The Hinde & Dauch Paper Company was an international paper-making company that was based in Sandusky, Ohio, United States. The firm was founded as Sandusky Paper Company by W. J. Bonn in 1880.

Two developers of a hay-baling process, James J. Hinde and Jacob J. Dauch, later purchased the company. It was ultimately acquired by the West Virginia Pulp and Paper Company.

A 2009 story in the Sandusky Register recalled the days of a century before, when the company employed 350 workers in the city. Local residents clearly remembered the scent of the company; to quote Erie County Historical Society president Janet Senne, "It smelled up the whole town. It made you sick to your stomach in the 1940s". In the previous two decades, Hinde and Dauch had been the city's largest employer.

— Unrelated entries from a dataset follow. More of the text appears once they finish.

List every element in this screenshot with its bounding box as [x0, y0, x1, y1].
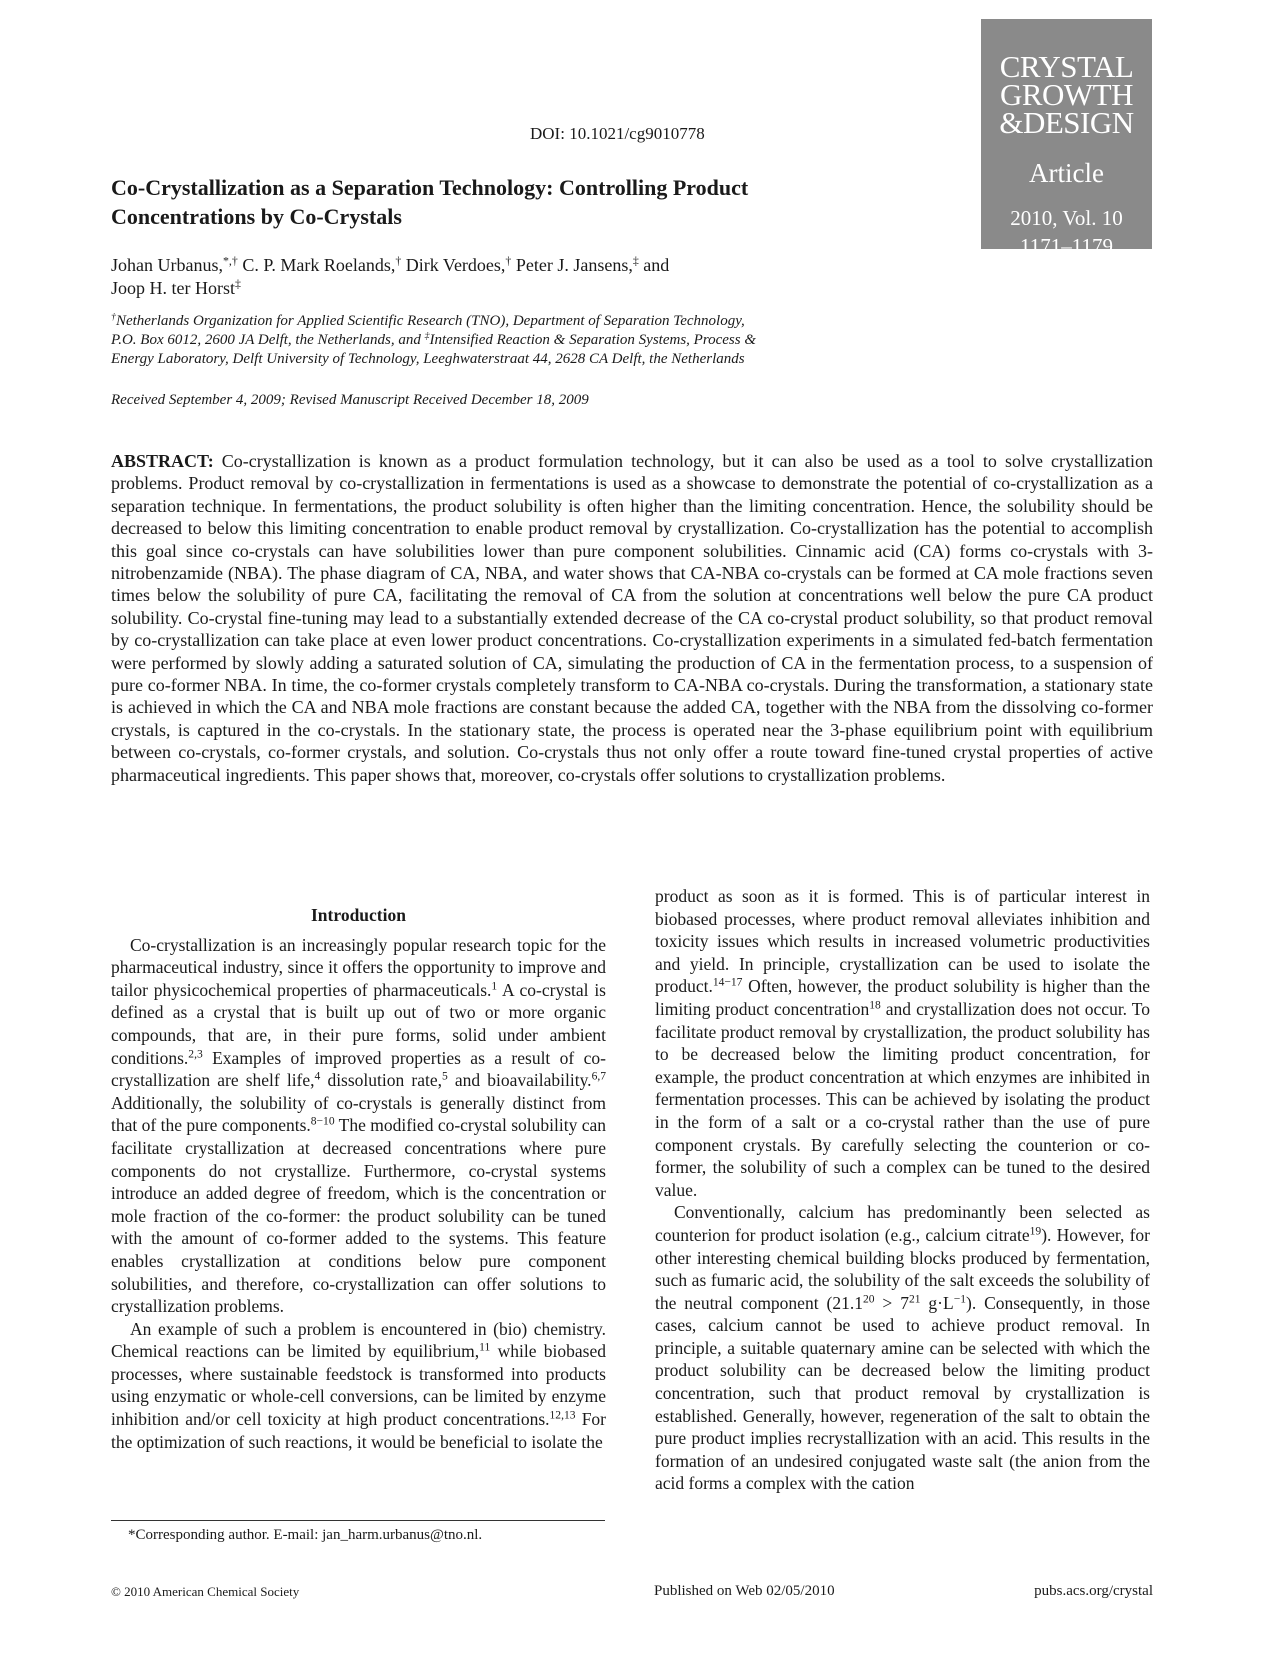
- citation: 8−10: [310, 1116, 335, 1128]
- affiliation-text: Energy Laboratory, Delft University of Technology, Leeghwaterstraat 44, 2628 CA Delft, the Netherlands: [111, 351, 745, 367]
- received-dates: Received September 4, 2009; Revised Manuscript Received December 18, 2009: [111, 392, 589, 408]
- paragraph: [111, 934, 606, 1318]
- text-run: and crystallization does not occur. To facilitate product removal by crystallization, the product solubility has to be decreased below the limiting product concentration, for example, the product concentration at which enzymes are inhibited in fermentation processes. This can be achieved by isolating the product in the form of a salt or a co-crystal rather than the use of pure component crystals. By carefully selecting the counterion or co-former, the solubility of such a complex can be tuned to the desired value.: [655, 998, 1150, 1200]
- paragraph: [655, 1201, 1150, 1495]
- affiliation-text: Intensified Reaction & Separation Systems, Process &: [429, 332, 757, 348]
- publication-date: Published on Web 02/05/2010: [654, 1583, 835, 1599]
- abstract-text: Co-crystallization is known as a product formulation technology, but it can also be used as a tool to solve crystallization problems. Product removal by co-crystallization in fermentations is used as a showcase to demonstrate the potential of co-crystallization as a separation technique. In fermentations, the product solubility is often higher than the limiting concentration. Hence, the solubility should be decreased to below this limiting concentration to enable product removal by crystallization. Co-crystallization has the potential to accomplish this goal since co-crystals can have solubilities lower than pure component solubilities. Cinnamic acid (CA) forms co-crystals with 3-nitrobenzamide (NBA). The phase diagram of CA, NBA, and water shows that CA-NBA co-crystals can be formed at CA mole fractions seven times below the solubility of pure CA, facilitating the removal of CA from the solution at concentrations well below the pure CA product solubility. Co-crystal fine-tuning may lead to a substantially extended decrease of the CA co-crystal product solubility, so that product removal by co-crystallization can take place at even lower product concentrations. Co-crystallization experiments in a simulated fed-batch fermentation were performed by slowly adding a saturated solution of CA, simulating the production of CA in the fermentation process, to a suspension of pure co-former NBA. In time, the co-former crystals completely transform to CA-NBA co-crystals. During the transformation, a stationary state is achieved in which the CA and NBA mole fractions are constant because the added CA, together with the NBA from the dissolving co-former crystals, is captured in the co-crystals. In the stationary state, the process is operated near the 3-phase equilibrium point with equilibrium between co-crystals, co-former crystals, and solution. Co-crystals thus not only offer a route toward fine-tuned crystal properties of active pharmaceutical ingredients. This paper shows that, moreover, co-crystals offer solutions to crystallization problems.: [111, 451, 1153, 785]
- text-run: An example of such a problem is encountered in (bio) chemistry. Chemical reactions can be limited by equilibrium,: [111, 1318, 606, 1362]
- author-marks: †: [505, 253, 512, 268]
- author-conjunction: and: [638, 255, 670, 275]
- author-name: Peter J. Jansens,: [511, 255, 633, 275]
- text-run: Additionally, the solubility of co-crystals is generally distinct from that of the pure components.: [111, 1092, 606, 1136]
- text-run: dissolution rate,: [320, 1070, 442, 1091]
- volume-year: 2010, Vol. 10: [1010, 206, 1123, 230]
- footnote-divider: [111, 1520, 605, 1521]
- page-range: 1171–1179: [1020, 234, 1113, 258]
- abstract: [111, 450, 1153, 786]
- text-run: Co-crystallization is an increasingly popular research topic for the pharmaceutical industry, since it offers the opportunity to improve and tailor physicochemical properties of pharmaceuticals.: [111, 934, 606, 1000]
- corresponding-author-footnote: *Corresponding author. E-mail: jan_harm.urbanus@tno.nl.: [128, 1527, 483, 1543]
- text-run: For the optimization of such reactions, it would be beneficial to isolate the: [111, 1409, 607, 1452]
- citation: 2,3: [188, 1048, 203, 1061]
- title-line-2: Concentrations by Co-Crystals: [111, 204, 402, 229]
- journal-name-line-3: &DESIGN: [999, 105, 1134, 140]
- author-marks: †: [395, 253, 402, 268]
- journal-name-line-1: CRYSTAL: [999, 49, 1134, 84]
- abstract-label: ABSTRACT:: [111, 451, 214, 471]
- citation: 14−17: [712, 977, 743, 990]
- citation: 6,7: [591, 1070, 606, 1083]
- article-type: Article: [1029, 158, 1104, 188]
- exponent: −1: [953, 1293, 966, 1306]
- journal-volume: [981, 204, 1152, 260]
- citation: 19: [1029, 1225, 1042, 1238]
- copyright-notice: © 2010 American Chemical Society: [111, 1584, 300, 1599]
- text-run: product as soon as it is formed. This is of particular interest in biobased processes, where product removal alleviates inhibition and toxicity issues which results in increased volumetric productivities and yield. In principle, crystallization can be used to isolate the product.: [655, 886, 1150, 997]
- text-run: Examples of improved properties as a result of co-crystallization are shelf life,: [111, 1047, 606, 1091]
- text-run: > 7: [874, 1292, 909, 1313]
- affiliation-mark: ‡: [424, 330, 430, 342]
- author-name: Johan Urbanus,: [111, 255, 223, 275]
- text-run: g·L: [920, 1292, 954, 1313]
- text-run: and bioavailability.: [447, 1070, 592, 1091]
- affiliation-text: Netherlands Organization for Applied Scientific Research (TNO), Department of Separation Technology,: [115, 313, 745, 329]
- text-run: The modified co-crystal solubility can facilitate crystallization at decreased concentrations where pure components do not crystallize. Furthermore, co-crystal systems introduce an added degree of freedom, which is the concentration or mole fraction of the co-former: the product solubility can be tuned with the amount of co-former added to the systems. This feature enables crystallization at conditions below pure component solubilities, and therefore, co-crystallization can offer solutions to crystallization problems.: [111, 1115, 606, 1317]
- article-title: [111, 173, 871, 231]
- author-marks: ‡: [235, 276, 241, 291]
- citation: 18: [869, 999, 881, 1012]
- text-run: Often, however, the product solubility is higher than the limiting product concentration: [655, 976, 1150, 1019]
- title-line-1: Co-Crystallization as a Separation Technology: Controlling Product: [111, 175, 749, 200]
- author-name: Joop H. ter Horst: [111, 278, 235, 298]
- affiliations: [111, 312, 891, 369]
- journal-badge: [981, 19, 1152, 258]
- text-run: ). Consequently, in those cases, calcium cannot be used to achieve product removal. In principle, a suitable quaternary amine can be selected with which the product solubility can be decreased below the limiting product concentration, such that product removal by crystallization is established. Generally, however, regeneration of the salt to obtain the pure product implies recrystallization with an acid. This results in the formation of an undesired conjugated waste salt (the anion from the acid forms a complex with the cation: [655, 1292, 1150, 1494]
- citation: 4: [314, 1070, 321, 1083]
- author-marks: ‡: [632, 253, 639, 268]
- affiliation-mark: †: [111, 311, 116, 323]
- author-name: Dirk Verdoes,: [401, 255, 506, 275]
- affiliation-text: P.O. Box 6012, 2600 JA Delft, the Netherlands, and: [111, 332, 425, 348]
- text-run: while biobased processes, where sustainable feedstock is transformed into products using enzymatic or whole-cell conversions, can be limited by enzyme inhibition and/or cell toxicity at high product concentrations.: [111, 1341, 606, 1430]
- author-list: [111, 254, 871, 300]
- paragraph: [655, 885, 1150, 1201]
- paragraph: [111, 1318, 606, 1454]
- doi: DOI: 10.1021/cg9010778: [530, 124, 705, 143]
- citation: 12,13: [549, 1409, 576, 1422]
- left-column: [111, 904, 606, 1453]
- journal-name-line-2: GROWTH: [999, 77, 1134, 112]
- text-run: A co-crystal is defined as a crystal that is built up out of two or more organic compounds, that are, in their pure forms, solid under ambient conditions.: [111, 979, 606, 1068]
- right-column: [655, 885, 1150, 1495]
- text-run: Conventionally, calcium has predominantly been selected as counterion for product isolation (e.g., calcium citrate: [655, 1202, 1150, 1245]
- journal-website: pubs.acs.org/crystal: [1034, 1583, 1153, 1599]
- citation: 20: [862, 1293, 875, 1306]
- citation: 5: [441, 1070, 448, 1083]
- text-run: ). However, for other interesting chemical building blocks produced by fermentation, such as fumaric acid, the solubility of the salt exceeds the solubility of the neutral component (21.1: [655, 1224, 1150, 1313]
- citation: 1: [491, 980, 498, 993]
- section-heading-introduction: Introduction: [311, 905, 406, 925]
- author-marks: *,†: [222, 253, 238, 268]
- citation: 21: [908, 1293, 921, 1306]
- citation: 11: [479, 1341, 491, 1354]
- author-name: C. P. Mark Roelands,: [237, 255, 396, 275]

Three of the company's buildings are separately listed on the National Register of Historic Places.

==409 West Water Street==

The 409 West Water Street facility was built in 1906. It was torn down between 2013 and 2014 as it was a blight.

==401 West Shoreline Drive==

The 401 West Shoreline Drive facility, on Sandusky Bay, was built in 1918.

The building is very large, and most likely the Hinde & Dauch factory building, now occupied by Chesapeake Lofts, was a condo development.

==407 Decatur Street==

The 407 Decatur Street facility was built in 1926, 26 years after the 409 building was built. Now occupied by the Sandusky City Schools offices.